Trainers and tasks specific to forecasting problems.

ComponentCatalog

This is a catalog of components that will be used for model loading.

ML.NET Workflow

  1. Define Data Schema
    Create classes to define the structure of the input and output data.
  2. Load Data
    Load and prepare your data for training, usually from a file, database, or in-memory collection.
  3. Preprocess and Transform Data
    Define a data processing pipeline that performs operations such as normalization, encoding, or feature extraction.
  4. Train the Model
    Use ML.NET to train a machine learning model using your data pipeline and a chosen algorithm.
  5. Evaluate the Model
    Evaluate the model’s performance on a test dataset to ensure its accuracy.
  6. Use the Model for Predictions
    Save the trained model and load it later to make predictions on new data.
  7. Deploy the Model
    Integrate the model into your application (e.g., web APIs, desktop apps, or cloud).

Example: End-to-End ML.NET Workflow

In this example, we’ll create a regression model to predict housing prices.

1. Define Input and Output Schema

Create two classes to represent input and output data.
HouseData class maps the columns of the input file to the properties

public class HouseData
{
    public float Size { get; set; }
    public float Price { get; set; }
}



public class Prediction
{
    public float Score { get; set; } // Predicted price
}

2. Set Up ML.NET and Load Data

Set up the MLContext, load the dataset, and build a data processing pipeline.

using System;
using Microsoft.ML;
using Microsoft.ML.Data;

class Program
{
    static void Main()
    {
        // 1. Initialize ML.NET environment
        var mlContext = new MLContext();

        // 2. Load data
        string dataPath = "housing-data.csv"; // File with columns: Size, Price
        IDataView dataView = mlContext.Data.LoadFromTextFile<HouseData>(
            path: dataPath,
            separatorChar: ',',
            hasHeader: true
        );

        // 3. Split data into training and testing sets
        var dataSplit = mlContext.Data.TrainTestSplit(dataView, testFraction: 0.2);
        var trainingData = dataSplit.TrainSet;
        var testData = dataSplit.TestSet;

        // 4. Build data processing pipeline and model
        var pipeline = mlContext.Transforms.Concatenate("Features", "Size")
            .Append(mlContext.Regression.Trainers.Sdca(labelColumnName: "Price", maximumNumberOfIterations: 100));

3. Train the Model

Train the model using the training dataset, using pipeline.Fit()

     // Train the model
        Console.WriteLine("Training the model...");
        var model = pipeline.Fit(trainingData);

4. Evaluate the Model

Evaluate the model’s performance using the test dataset.

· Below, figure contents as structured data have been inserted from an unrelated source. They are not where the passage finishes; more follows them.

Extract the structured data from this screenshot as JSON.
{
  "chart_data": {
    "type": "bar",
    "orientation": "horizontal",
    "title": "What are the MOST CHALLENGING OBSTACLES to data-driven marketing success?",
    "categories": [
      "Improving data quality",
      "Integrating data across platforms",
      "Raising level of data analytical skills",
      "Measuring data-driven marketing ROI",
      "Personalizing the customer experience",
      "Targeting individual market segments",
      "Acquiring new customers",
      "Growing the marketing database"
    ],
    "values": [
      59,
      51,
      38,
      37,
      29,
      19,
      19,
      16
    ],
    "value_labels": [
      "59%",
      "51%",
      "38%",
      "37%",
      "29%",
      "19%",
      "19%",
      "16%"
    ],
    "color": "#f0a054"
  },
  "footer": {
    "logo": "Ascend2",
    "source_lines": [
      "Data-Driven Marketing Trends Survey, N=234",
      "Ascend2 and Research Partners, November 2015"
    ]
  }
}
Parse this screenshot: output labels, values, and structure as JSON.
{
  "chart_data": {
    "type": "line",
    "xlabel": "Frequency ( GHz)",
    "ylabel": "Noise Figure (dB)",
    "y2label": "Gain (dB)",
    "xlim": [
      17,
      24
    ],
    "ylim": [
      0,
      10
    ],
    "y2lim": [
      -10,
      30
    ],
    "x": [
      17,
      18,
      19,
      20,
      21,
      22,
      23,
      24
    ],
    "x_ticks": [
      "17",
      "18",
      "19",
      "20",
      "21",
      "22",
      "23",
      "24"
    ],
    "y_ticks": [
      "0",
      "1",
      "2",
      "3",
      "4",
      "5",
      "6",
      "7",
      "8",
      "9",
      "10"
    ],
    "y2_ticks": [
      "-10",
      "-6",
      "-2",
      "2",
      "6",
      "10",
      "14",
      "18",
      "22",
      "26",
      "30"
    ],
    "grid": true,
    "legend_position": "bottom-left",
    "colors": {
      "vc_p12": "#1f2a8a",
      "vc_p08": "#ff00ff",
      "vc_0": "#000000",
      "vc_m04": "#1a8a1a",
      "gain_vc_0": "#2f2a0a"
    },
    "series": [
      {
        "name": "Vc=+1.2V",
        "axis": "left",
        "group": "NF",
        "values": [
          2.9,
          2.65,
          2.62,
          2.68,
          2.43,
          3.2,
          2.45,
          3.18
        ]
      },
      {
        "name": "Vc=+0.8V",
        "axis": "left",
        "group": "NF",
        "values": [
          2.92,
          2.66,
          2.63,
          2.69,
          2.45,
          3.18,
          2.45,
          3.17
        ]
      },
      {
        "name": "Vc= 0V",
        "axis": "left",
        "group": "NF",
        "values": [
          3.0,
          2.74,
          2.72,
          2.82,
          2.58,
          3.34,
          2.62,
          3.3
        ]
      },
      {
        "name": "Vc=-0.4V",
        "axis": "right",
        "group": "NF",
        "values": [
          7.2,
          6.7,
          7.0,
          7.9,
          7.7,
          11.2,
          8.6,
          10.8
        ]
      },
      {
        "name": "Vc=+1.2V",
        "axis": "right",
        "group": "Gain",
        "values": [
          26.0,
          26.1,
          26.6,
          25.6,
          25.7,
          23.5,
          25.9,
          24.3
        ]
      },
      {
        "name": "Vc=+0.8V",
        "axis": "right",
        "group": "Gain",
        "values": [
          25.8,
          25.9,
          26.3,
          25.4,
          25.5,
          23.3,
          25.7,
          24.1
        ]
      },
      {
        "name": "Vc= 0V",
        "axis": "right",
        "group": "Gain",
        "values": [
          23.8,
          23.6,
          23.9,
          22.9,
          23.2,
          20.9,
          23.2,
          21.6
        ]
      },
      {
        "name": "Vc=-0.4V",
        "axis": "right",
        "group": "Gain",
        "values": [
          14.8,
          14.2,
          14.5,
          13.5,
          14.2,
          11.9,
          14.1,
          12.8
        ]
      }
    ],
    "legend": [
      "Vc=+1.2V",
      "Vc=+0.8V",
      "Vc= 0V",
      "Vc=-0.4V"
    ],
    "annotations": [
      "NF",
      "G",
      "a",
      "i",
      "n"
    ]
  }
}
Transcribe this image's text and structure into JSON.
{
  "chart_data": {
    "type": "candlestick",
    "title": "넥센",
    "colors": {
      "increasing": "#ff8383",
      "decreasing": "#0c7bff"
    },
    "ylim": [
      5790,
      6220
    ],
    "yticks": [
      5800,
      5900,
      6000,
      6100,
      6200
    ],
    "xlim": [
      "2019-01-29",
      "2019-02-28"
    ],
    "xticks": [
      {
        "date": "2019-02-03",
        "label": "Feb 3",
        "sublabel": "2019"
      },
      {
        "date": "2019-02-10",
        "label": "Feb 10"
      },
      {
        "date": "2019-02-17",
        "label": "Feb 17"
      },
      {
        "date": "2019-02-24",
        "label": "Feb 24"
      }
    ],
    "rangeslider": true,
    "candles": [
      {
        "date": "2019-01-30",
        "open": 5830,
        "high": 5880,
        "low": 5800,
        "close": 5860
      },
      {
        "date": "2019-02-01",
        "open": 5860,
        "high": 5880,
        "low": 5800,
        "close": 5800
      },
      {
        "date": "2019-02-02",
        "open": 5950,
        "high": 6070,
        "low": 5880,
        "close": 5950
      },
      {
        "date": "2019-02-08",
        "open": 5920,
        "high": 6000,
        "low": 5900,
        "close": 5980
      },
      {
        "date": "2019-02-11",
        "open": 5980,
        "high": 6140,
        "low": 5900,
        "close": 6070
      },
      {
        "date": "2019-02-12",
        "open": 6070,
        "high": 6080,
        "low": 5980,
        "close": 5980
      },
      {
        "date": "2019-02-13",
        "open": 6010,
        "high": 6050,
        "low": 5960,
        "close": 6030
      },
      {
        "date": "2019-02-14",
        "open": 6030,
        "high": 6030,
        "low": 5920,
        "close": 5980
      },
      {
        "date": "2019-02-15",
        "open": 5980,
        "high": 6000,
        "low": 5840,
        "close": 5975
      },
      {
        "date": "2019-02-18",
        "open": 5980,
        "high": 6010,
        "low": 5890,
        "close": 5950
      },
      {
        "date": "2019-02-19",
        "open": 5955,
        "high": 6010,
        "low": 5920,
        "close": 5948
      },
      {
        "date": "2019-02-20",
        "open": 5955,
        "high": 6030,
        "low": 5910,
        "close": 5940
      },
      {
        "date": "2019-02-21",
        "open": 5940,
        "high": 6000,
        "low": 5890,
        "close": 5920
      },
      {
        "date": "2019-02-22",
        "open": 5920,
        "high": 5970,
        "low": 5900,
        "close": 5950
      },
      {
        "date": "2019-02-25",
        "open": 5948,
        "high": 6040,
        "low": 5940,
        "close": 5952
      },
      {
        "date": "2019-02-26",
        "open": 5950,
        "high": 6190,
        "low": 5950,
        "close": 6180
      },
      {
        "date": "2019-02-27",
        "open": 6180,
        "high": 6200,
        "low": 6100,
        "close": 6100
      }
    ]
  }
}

      // Evaluate the model
        Console.WriteLine("Evaluating the model...");
        var predictions = model.Transform(testData);
        var metrics = mlContext.Regression.Evaluate(predictions, labelColumnName: "Price");

        Console.WriteLine($"R-Squared: {metrics.RSquared}");
        Console.WriteLine($"Root Mean Squared Error: {metrics.RootMeanSquaredError}");

5. Make Predictions

Use the trained model to make predictions on new data.


        // Use the model for predictions
        var predictionEngine = mlContext.Model.CreatePredictionEngine<HouseData, Prediction>(model);

        var sampleHouse = new HouseData { Size = 1200f };
        var prediction = predictionEngine.Predict(sampleHouse);

        Console.WriteLine($"Predicted Price for house of size {sampleHouse.Size} sq ft: {prediction.Score:C}");

6. Save and Load the Model

Save the model to disk for future use.


      // Save the model
        string modelPath = "house-price-model.zip";
        mlContext.Model.Save(model, trainingData.Schema, modelPath);
        Console.WriteLine($"Model saved to {modelPath}");

You can later load the saved model as follows:

ITransformer loadedModel = mlContext.Model.Load("house-price-model.zip", out var inputSchema);

Output

When you run this program with a sample dataset, you’ll see the following:

  • Model evaluation metrics (e.g., R-Squared, RMSE).
  • Predictions for a new input data point.